Но, признавался сам Моне, призывы Будена не имели эффекта. В конечном счёте этот человек понравился Моне. Он был убеждённым, искренним, но Моне не мог переварить его живопись, и когда Буден приглашал его с собой поработать на открытом воздухе, Моне всегда находил повод вежливо отказаться. Настало лето; Моне, устав сопротивляться, наконец сдался, и Буден охотно взялся за его обучение. «Глаза мои наконец раскрылись, — вспоминал Моне, — я по-настоящему понял природу и в то же время научился любить её»[4].

Семнадцатилетний Оскар Моне не мог найти лучшего учителя, потому что Буден не был ни доктринёром, ни теоретиком. Он обладал восприимчивым глазом, ясным умом и умел передать свои наблюдения и опыт простыми словами. «Все, что написано непосредственно на месте, — заявлял он, например, — всегда отличается силой, выразительностью, живостью мазка, которых потом не добьёшься в мастерской». Он считал также нужным «проявлять крайнее упорство в сохранении первого впечатления, так как оно — самое правильное», и в то же время настаивал, что «в картине должна поражать не одна какая-либо часть, а все в целом»[5].

Буден, однако, был человеком скромным и не предполагал, что его уроков будет достаточно для того, чтобы наставить Моне на верный путь. Он обычно говорил: «Работая в одиночестве, нельзя достичь цели, разве что при очень больших способностях, и всё же… всё же искусство не создается в одиночку, в провинциальном захолустье, без критики, без возможности сравнения, без твёрдого убеждения»[6]. После шести месяцев подобных увещаний, несмотря на мать, которая начала серьёзно беспокоиться по поводу компании сына, считая, что он погибнет в обществе человека с такой плохой славой, как Буден, Моне объявил отцу, что желает стать художником и поедет учиться в Париж. Отец Моне не был решительно настроен против этой идеи, тем более, что мадам Лекадр, тётка Моне в Гавре, сама немного рисовала и разрешила племяннику в свободное время работать в её мастерской (там Моне обнаружил маленькую картинку Добиньи, которой так восхищался, что тётка ему её подарила). Хотя родители Моне видели талант своего сына, они отчасти не хотели, а отчасти и не имели возможности оказывать ему материальную поддержку. В марте 1859 года отец Моне написал в муниципальный совет, надеясь, что для Моне сделают то же, что в своё время сделали для Будена:

«Имею честь сообщить вам, что сын мой Оскар Моне восемнадцати лет, проработав с господином М. Очардом [учитель рисования в колледже, бывший ученик Давида], Вассером и Буденом, выдвигает свою кандидатуру на звание стипендиата изящных искусств города Гавра. Его естественные наклонности и развитой вкус, которые он решительно сосредоточил на живописи, обязывают меня не мешать ему следовать своему призванию. Но так как у меня нет необходимых средств, чтобы послать его в Париж для занятий в мастерских известных художников, я прошу вас оказать мне любезность и благосклонно принять кандидатуру моего сына…»[7] Два месяца спустя совет рассмотрел это прошение, а также посланный одновременно натюрморт и отверг просьбу, опасаясь, что «естественные склонности» Моне к карикатуре «могут отвлечь молодого художника от более серьёзных, но менее выгодных занятий, которые одни лишь заслуживают муниципальной щедрости»[8].

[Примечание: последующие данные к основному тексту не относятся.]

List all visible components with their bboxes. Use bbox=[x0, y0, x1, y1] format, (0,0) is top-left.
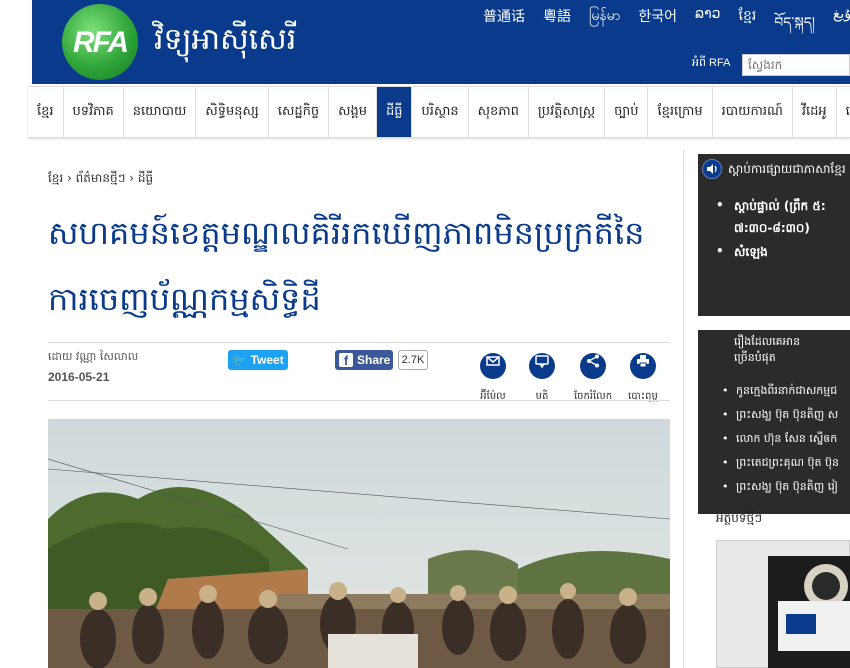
rfa-logo[interactable]: RFA bbox=[62, 4, 138, 80]
breadcrumb[interactable]: ខ្មែរ › ព័ត៌មានថ្មីៗ › ដីធ្លី bbox=[48, 170, 153, 188]
main-nav: ខ្មែរ បទវិភាគ នយោបាយ សិទ្ធិមនុស្ស សេដ្ឋក… bbox=[28, 86, 850, 138]
nav-item-forum[interactable]: វេទិកា bbox=[837, 87, 850, 137]
comment-tool[interactable]: មតិ bbox=[517, 348, 567, 404]
radio-panel-title: ស្តាប់ការផ្សាយជាភាសាខ្មែរ bbox=[728, 162, 846, 176]
about-rfa-link[interactable]: អំពី RFA bbox=[692, 56, 730, 72]
nav-item-economy[interactable]: សេដ្ឋកិច្ច bbox=[269, 87, 330, 137]
audio-link[interactable]: សំឡេង bbox=[716, 244, 826, 262]
nav-item-human-rights[interactable]: សិទ្ធិមនុស្ស bbox=[196, 87, 269, 137]
twitter-icon: 🐦 bbox=[232, 353, 248, 367]
nav-item-politics[interactable]: នយោបាយ bbox=[124, 87, 197, 137]
most-read-list: កូនក្មេងពីរនាក់ជាសកម្មជ ព្រះសង្ឃ ប៊ុត ប៊… bbox=[722, 384, 839, 504]
language-switcher: 普通话 粵語 မြန်မာ 한국어 ລາວ ខ្មែរ བོད་སྐད། ئۇي… bbox=[474, 6, 850, 46]
facebook-icon: f bbox=[339, 353, 353, 368]
article-author: ដោយ វណ្ណា សៃលាល bbox=[48, 350, 139, 363]
most-read-item[interactable]: ព្រះតេជព្រះគុណ ប៊ុត ប៊ុន bbox=[722, 456, 839, 472]
recent-articles-heading: អត្ថបទថ្មីៗ bbox=[716, 511, 762, 525]
speaker-icon bbox=[702, 159, 722, 179]
nav-item-land[interactable]: ដីធ្លី bbox=[376, 87, 413, 137]
most-read-item[interactable]: លោក ហ៊ុន សែន ស្នើឲក bbox=[722, 432, 839, 448]
radio-link-list: ស្តាប់ផ្ទាល់ (ព្រឹក ៥: ៧:៣០-៨:៣០) សំឡេង bbox=[716, 198, 826, 268]
lang-mandarin[interactable]: 普通话 bbox=[474, 6, 534, 46]
recent-article-thumbnail[interactable] bbox=[768, 556, 850, 668]
most-read-title: រឿងដែលគេអានច្រើនបំផុត bbox=[734, 335, 801, 364]
sidebar-divider bbox=[683, 150, 684, 668]
tweet-button[interactable]: 🐦 Tweet bbox=[228, 350, 288, 370]
byline-divider-top bbox=[48, 342, 670, 343]
lang-uyghur[interactable]: ئۇيغ bbox=[824, 6, 850, 46]
logo-text: RFA bbox=[73, 26, 129, 59]
share-icon bbox=[580, 353, 606, 379]
lang-cantonese[interactable]: 粵語 bbox=[534, 6, 580, 46]
article-date: 2016-05-21 bbox=[48, 370, 110, 384]
listen-live-link[interactable]: ស្តាប់ផ្ទាល់ (ព្រឹក ៥: ៧:៣០-៨:៣០) bbox=[716, 198, 826, 238]
most-read-item[interactable]: ព្រះសង្ឃ ប៊ុត ប៊ុនតិញ រៀ bbox=[722, 480, 839, 496]
email-label: អ៊ីម៉ែល bbox=[480, 391, 506, 402]
most-read-panel: រឿងដែលគេអានច្រើនបំផុត កូនក្មេងពីរនាក់ជាស… bbox=[698, 330, 850, 514]
tweet-label: Tweet bbox=[250, 353, 284, 367]
nav-item-khmer[interactable]: ខ្មែរ bbox=[28, 87, 64, 137]
nav-item-khmer-krom[interactable]: ខ្មែរក្រោម bbox=[648, 87, 713, 137]
most-read-item[interactable]: កូនក្មេងពីរនាក់ជាសកម្មជ bbox=[722, 384, 839, 400]
lang-lao[interactable]: ລາວ bbox=[686, 6, 730, 46]
comment-label: មតិ bbox=[535, 391, 549, 402]
nav-item-reports[interactable]: របាយការណ៍ bbox=[713, 87, 793, 137]
nav-item-analysis[interactable]: បទវិភាគ bbox=[64, 87, 124, 137]
article-title: សហគមន៍ខេត្តមណ្ឌលគិរីរកឃើញភាពមិនប្រក្រតីន… bbox=[48, 214, 645, 318]
listen-radio-panel: ស្តាប់ការផ្សាយជាភាសាខ្មែរ ស្តាប់ផ្ទាល់ (… bbox=[698, 154, 850, 316]
nav-item-society[interactable]: សង្គម bbox=[329, 87, 377, 137]
nav-item-health[interactable]: សុខភាព bbox=[469, 87, 529, 137]
site-header: RFA វិទ្យុអាស៊ីសេរី 普通话 粵語 မြန်မာ 한국어 ລາ… bbox=[32, 0, 850, 84]
print-tool[interactable]: បោះពុម្ព bbox=[618, 348, 668, 404]
lang-khmer[interactable]: ខ្មែរ bbox=[730, 6, 766, 46]
radio-panel-header: ស្តាប់ការផ្សាយជាភាសាខ្មែរ bbox=[698, 154, 850, 184]
share-label: Share bbox=[357, 353, 391, 367]
print-icon bbox=[630, 353, 656, 379]
nav-item-law[interactable]: ច្បាប់ bbox=[605, 87, 649, 137]
listen-live-label: ស្តាប់ផ្ទាល់ (ព្រឹក ៥: bbox=[734, 199, 826, 213]
facebook-share-button[interactable]: f Share bbox=[335, 350, 393, 370]
email-icon bbox=[480, 353, 506, 379]
most-read-item[interactable]: ព្រះសង្ឃ ប៊ុត ប៊ុនតិញ ស bbox=[722, 408, 839, 424]
email-tool[interactable]: អ៊ីម៉ែល bbox=[468, 348, 518, 404]
nav-item-video[interactable]: វីដេអូ bbox=[793, 87, 837, 137]
share-tool-label: ចែករំលែក bbox=[573, 391, 613, 402]
nav-item-history[interactable]: ប្រវត្តិសាស្ត្រ bbox=[529, 87, 606, 137]
byline-divider-bottom bbox=[48, 400, 670, 401]
listen-live-time: ៧:៣០-៨:៣០) bbox=[734, 221, 810, 235]
lang-tibetan[interactable]: བོད་སྐད། bbox=[765, 6, 824, 46]
share-count: 2.7K bbox=[398, 350, 428, 370]
nav-item-environment[interactable]: បរិស្ថាន bbox=[412, 87, 469, 137]
search-input[interactable] bbox=[742, 54, 850, 76]
lang-korean[interactable]: 한국어 bbox=[629, 6, 686, 46]
print-label: បោះពុម្ព bbox=[628, 391, 658, 402]
share-tool[interactable]: ចែករំលែក bbox=[568, 348, 618, 404]
site-name[interactable]: វិទ្យុអាស៊ីសេរី bbox=[154, 20, 296, 64]
lang-burmese[interactable]: မြန်မာ bbox=[580, 6, 629, 46]
article-photo bbox=[48, 419, 670, 668]
comment-icon bbox=[529, 353, 555, 379]
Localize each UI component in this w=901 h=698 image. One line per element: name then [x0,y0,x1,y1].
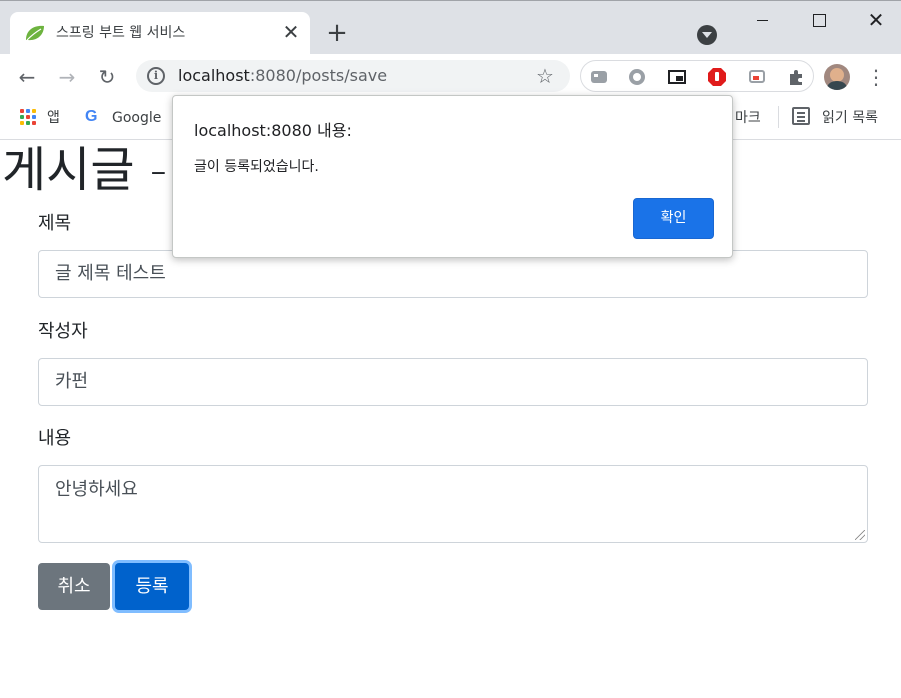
title-label: 제목 [38,213,72,234]
profile-avatar[interactable] [824,64,850,90]
tab-search-icon[interactable] [697,25,717,45]
info-icon[interactable]: i [147,67,165,85]
dialog-title: localhost:8080 내용: [194,121,352,140]
picture-in-picture-icon[interactable] [667,67,687,87]
extension-icon[interactable] [589,67,609,87]
new-tab-button[interactable]: + [323,20,351,48]
apps-grid-icon[interactable] [20,109,36,125]
reading-list-icon[interactable] [792,107,810,125]
kebab-menu-icon[interactable]: ⋮ [866,63,886,91]
content-label: 내용 [38,428,72,449]
url-text[interactable]: localhost:8080/posts/save [178,66,387,86]
reading-list-button[interactable]: 읽기 목록 [822,108,878,128]
minimize-button[interactable] [740,1,786,39]
google-icon: G [85,108,98,125]
extension-icon[interactable] [627,67,647,87]
reload-icon[interactable]: ↻ [93,63,121,91]
window-close-button[interactable]: ✕ [853,1,899,39]
leaf-favicon-icon [26,25,44,41]
bookmark-google[interactable]: Google [112,108,161,128]
back-icon[interactable]: ← [13,63,41,91]
tab-close-icon[interactable]: ✕ [280,21,302,43]
resize-handle[interactable] [855,530,865,540]
cast-icon[interactable] [747,67,767,87]
url-path: :8080/posts/save [249,66,388,85]
dialog-ok-button[interactable]: 확인 [633,198,714,239]
browser-tab[interactable]: 스프링 부트 웹 서비스 ✕ [10,12,310,55]
author-input[interactable]: 카펀 [38,358,868,406]
extensions-group [580,60,814,92]
puzzle-icon[interactable] [787,67,807,87]
bookmark-partial[interactable]: 마크 [735,108,761,128]
maximize-button[interactable] [795,1,841,39]
save-button[interactable]: 등록 [115,563,189,610]
browser-toolbar: ← → ↻ i localhost:8080/posts/save ☆ ⋮ [0,54,901,100]
page-title: 게시글 - [2,142,168,198]
tab-strip: 스프링 부트 웹 서비스 ✕ + ✕ [0,0,901,55]
cancel-button[interactable]: 취소 [38,563,110,610]
address-bar[interactable]: i localhost:8080/posts/save ☆ [136,60,570,92]
content-textarea[interactable]: 안녕하세요 [38,465,868,543]
bookmark-separator [778,106,779,128]
dialog-message: 글이 등록되었습니다. [194,159,319,175]
forward-icon[interactable]: → [53,63,81,91]
content-text: 안녕하세요 [55,479,138,500]
adblock-icon[interactable] [707,67,727,87]
tab-title: 스프링 부트 웹 서비스 [56,25,186,41]
star-icon[interactable]: ☆ [536,63,554,89]
bookmark-apps[interactable]: 앱 [47,108,60,128]
url-host: localhost [178,66,250,85]
alert-dialog: localhost:8080 내용: 글이 등록되었습니다. 확인 [172,95,733,258]
author-label: 작성자 [38,321,88,342]
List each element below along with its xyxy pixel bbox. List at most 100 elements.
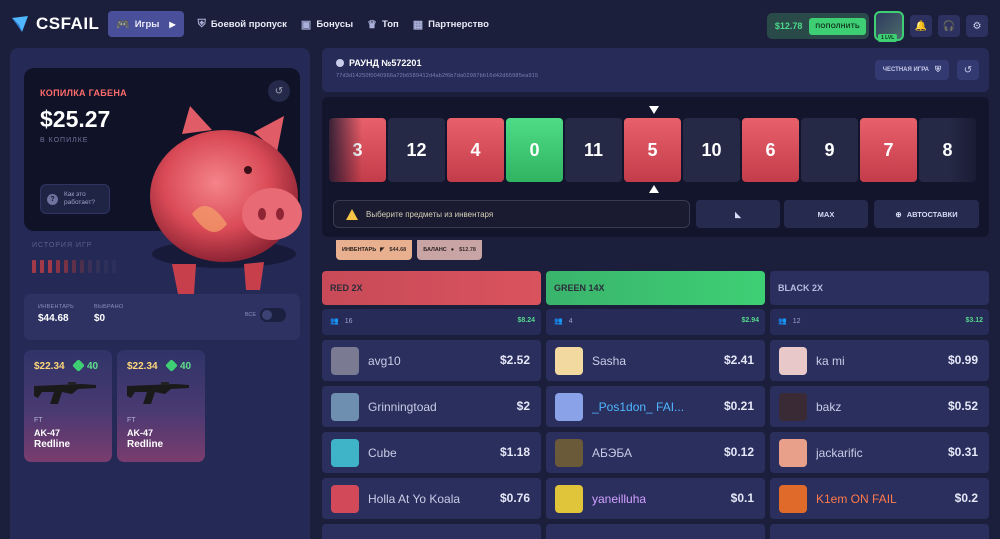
item-quality: FT: [127, 417, 136, 424]
nav-top[interactable]: ♛ Топ: [367, 11, 399, 37]
player-avatar[interactable]: [779, 347, 807, 375]
bet-amount: $2.41: [723, 353, 754, 367]
bet-column-header[interactable]: RED 2X: [322, 271, 541, 305]
support-headset-icon[interactable]: 🎧: [938, 15, 960, 37]
nav-partnership-label: Партнерство: [428, 18, 489, 30]
source-chips: ИНВЕНТАРЬ ◤ $44.68 БАЛАНС ● $12.78: [336, 240, 487, 260]
player-avatar[interactable]: [331, 393, 359, 421]
fair-game-button[interactable]: ЧЕСТНАЯ ИГРА ⛨: [874, 60, 949, 80]
player-avatar[interactable]: [331, 439, 359, 467]
player-name[interactable]: Holla At Yo Koala: [368, 492, 460, 506]
item-weapon: AK-47: [34, 428, 61, 438]
player-avatar[interactable]: [555, 393, 583, 421]
history-bar: [64, 260, 68, 273]
logo-text: CSFAIL: [36, 14, 100, 33]
settings-gear-icon[interactable]: ⚙: [966, 15, 988, 37]
bet-column-title: RED 2X: [330, 283, 363, 293]
plus-circle-icon: ⊕: [895, 209, 902, 219]
player-avatar[interactable]: [331, 347, 359, 375]
inventory-stat-label: ИНВЕНТАРЬ: [38, 304, 75, 310]
nav-bonuses[interactable]: ▣ Бонусы: [301, 11, 353, 37]
player-name[interactable]: АБЭБА: [592, 446, 632, 460]
gift-icon: ▣: [300, 18, 312, 31]
player-name[interactable]: Grinningtoad: [368, 400, 437, 414]
round-history-icon[interactable]: ↺: [957, 60, 979, 80]
inventory-chip[interactable]: ИНВЕНТАРЬ ◤ $44.68: [336, 240, 413, 260]
nav-games-label: Игры: [134, 18, 160, 30]
bet-column-header[interactable]: GREEN 14X: [546, 271, 765, 305]
player-name[interactable]: K1em ON FAIL: [816, 492, 897, 506]
logo[interactable]: CSFAIL: [10, 14, 105, 34]
players-count: 👥 16: [330, 317, 353, 326]
player-name[interactable]: yaneilluha: [592, 492, 646, 506]
bet-amount: $0.12: [723, 445, 754, 459]
clear-bet-button[interactable]: ◣: [696, 200, 780, 228]
player-avatar[interactable]: [555, 347, 583, 375]
round-info: РАУНД №572201 77d3d14250f0040966a72b6589…: [322, 48, 989, 92]
history-bar: [112, 260, 116, 273]
bet-column-total: $2.94: [741, 317, 759, 324]
how-it-works-button[interactable]: ? Как это работает?: [40, 184, 110, 214]
select-all-label: ВСЕ: [244, 312, 256, 318]
item-skin: Redline: [34, 439, 71, 450]
history-bar: [56, 260, 60, 273]
select-all-toggle[interactable]: [260, 308, 286, 322]
player-name[interactable]: Cube: [368, 446, 397, 460]
roulette-fade-right: [949, 97, 989, 197]
bet-column-header[interactable]: BLACK 2X: [770, 271, 989, 305]
round-title-text: РАУНД №572201: [349, 58, 422, 68]
shield-check-icon: ⛨: [935, 65, 941, 74]
item-quality: FT: [34, 417, 43, 424]
bet-items-field[interactable]: Выберите предметы из инвентаря: [333, 200, 690, 228]
balance-chip[interactable]: БАЛАНС ● $12.78: [417, 240, 482, 260]
player-name[interactable]: jackarific: [816, 446, 863, 460]
nav-games[interactable]: 🎮 Игры ▶: [108, 11, 184, 37]
balance-chip-value: $12.78: [459, 247, 476, 253]
notifications-bell-icon[interactable]: 🔔: [910, 15, 932, 37]
player-avatar[interactable]: [779, 485, 807, 513]
player-avatar[interactable]: [779, 393, 807, 421]
player-name[interactable]: avg10: [368, 354, 401, 368]
player-avatar[interactable]: [555, 439, 583, 467]
history-bar: [40, 260, 44, 273]
nav-partnership[interactable]: ▦ Партнерство: [413, 11, 489, 37]
player-avatar[interactable]: [779, 439, 807, 467]
bet-amount: $2.52: [499, 353, 530, 367]
shield-icon: ⛨: [197, 17, 206, 30]
player-avatar[interactable]: [331, 485, 359, 513]
gamepad-icon: 🎮: [116, 18, 130, 31]
nav-battlepass[interactable]: ⛨ Боевой пропуск: [198, 11, 287, 37]
balance-chip-label: БАЛАНС: [423, 247, 447, 253]
inventory-item-card[interactable]: $22.34 40 FT AK-47 Redline: [117, 350, 205, 462]
roulette-tile-red: 7: [860, 118, 917, 182]
bet-amount: $2: [516, 399, 530, 413]
nav-top-label: Топ: [382, 18, 399, 30]
users-icon: 👥: [330, 318, 339, 325]
player-name[interactable]: ka mi: [816, 354, 845, 368]
max-button[interactable]: MAX: [784, 200, 868, 228]
partners-icon: ▦: [412, 18, 424, 31]
roulette-pointer-top: [649, 106, 659, 114]
question-icon: ?: [47, 193, 58, 205]
player-name[interactable]: _Pos1don_ FAI...: [592, 400, 684, 414]
bet-row: [770, 524, 989, 539]
player-avatar[interactable]: [555, 485, 583, 513]
roulette-panel: 31240115106978 Выберите предметы из инве…: [322, 97, 989, 237]
roulette-tile-black: 10: [683, 118, 740, 182]
inventory-item-card[interactable]: $22.34 40 FT AK-47 Redline: [24, 350, 112, 462]
player-name[interactable]: Sasha: [592, 354, 626, 368]
user-avatar[interactable]: 1 LVL: [874, 11, 904, 42]
bet-amount: $0.99: [947, 353, 978, 367]
roulette-tile-red: 5: [624, 118, 681, 182]
piggy-bank-image: [150, 106, 302, 294]
piggy-history-icon[interactable]: ↺: [268, 80, 290, 102]
piggy-bank-card: КОПИЛКА ГАБЕНА $25.27 В КОПИЛКЕ ? Как эт…: [24, 68, 302, 294]
deposit-button[interactable]: ПОПОЛНИТЬ: [809, 17, 866, 35]
player-name[interactable]: bakz: [816, 400, 841, 414]
autobet-button[interactable]: ⊕ АВТОСТАВКИ: [874, 200, 979, 228]
item-points: 40: [180, 361, 192, 372]
players-count: 👥 4: [554, 317, 573, 326]
piggy-subtitle: В КОПИЛКЕ: [40, 137, 89, 144]
warning-icon: [346, 208, 358, 220]
item-points: 40: [87, 361, 99, 372]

Не ожидая даже ответа, отец Моне разрешил ему кратковременную поездку в Париж, для того, чтобы сын мог посоветоваться с другими художниками и побывать в Салоне, который должен был закрыться в июне. Перед отъездом Моне получил от некоторых любителей картин, посещавших Будена, рекомендательные письма к различным более или менее известным художникам.

Вскоре после прибытия в Париж Моне прислал Будену свой первый отчёт. «Пока я ещё смог побывать в Салоне только один раз. Труайоны великолепны, Добиньи кажутся мне по-настоящему прекрасными. Есть несколько красивых Коро… Я побывал у нескольких художников. Начал с Армана Готье, который рассчитывает в ближайшее время видеть вас в Париже. Вас ожидают все. Не оставайтесь в этом городе хлопка, не падайте духом. Я заходил к Труайону, показал ему два моих натюрморта, и по поводу их он мне сказал: „ Ну что ж, мой милый, с цветом у вас всё будет хорошо; в целом он создаёт верное впечатление. Но вам нужно серьёзно позаниматься, всё, что вы сейчас делаете, — очень мило, но делаете вы это слишком легко; этого вы никогда не потеряете. Если вы хотите послушаться моего совета и серьёзно заняться искусством, начните с поступления в мастерскую, где работают над фигурой, пишут натурщиков. Учитесь рисовать — это то, чего вам всем сегодня не хватает. Послушайтесь меня — и вы увидите, что я прав. Рисуйте сколько сможете, никогда нельзя сказать, что рисуешь достаточно. Однако не пренебрегайте и живописью: время от времени выезжайте за город, делайте этюды, прорабатывайте их. Делайте копии в Лувре. Заходите почаще ко мне, показывайте всё, что сделали; побольше мужества, и вы добьётесь своего“. И, — прибавляет Моне, — мои родители разрешили мне остаться на месяц-другой в Париже, следуя совету Труайона, который настаивает, чтобы я основательно занялся рисованием. „Таким образом, — сказал он мне, — вы приобретёте навык, вернётесь в Гавр и сможете писать хорошие этюды за городом, а зимой приедете в Париж, чтобы устроиться здесь окончательно“. Родители мои одобрили это»[9].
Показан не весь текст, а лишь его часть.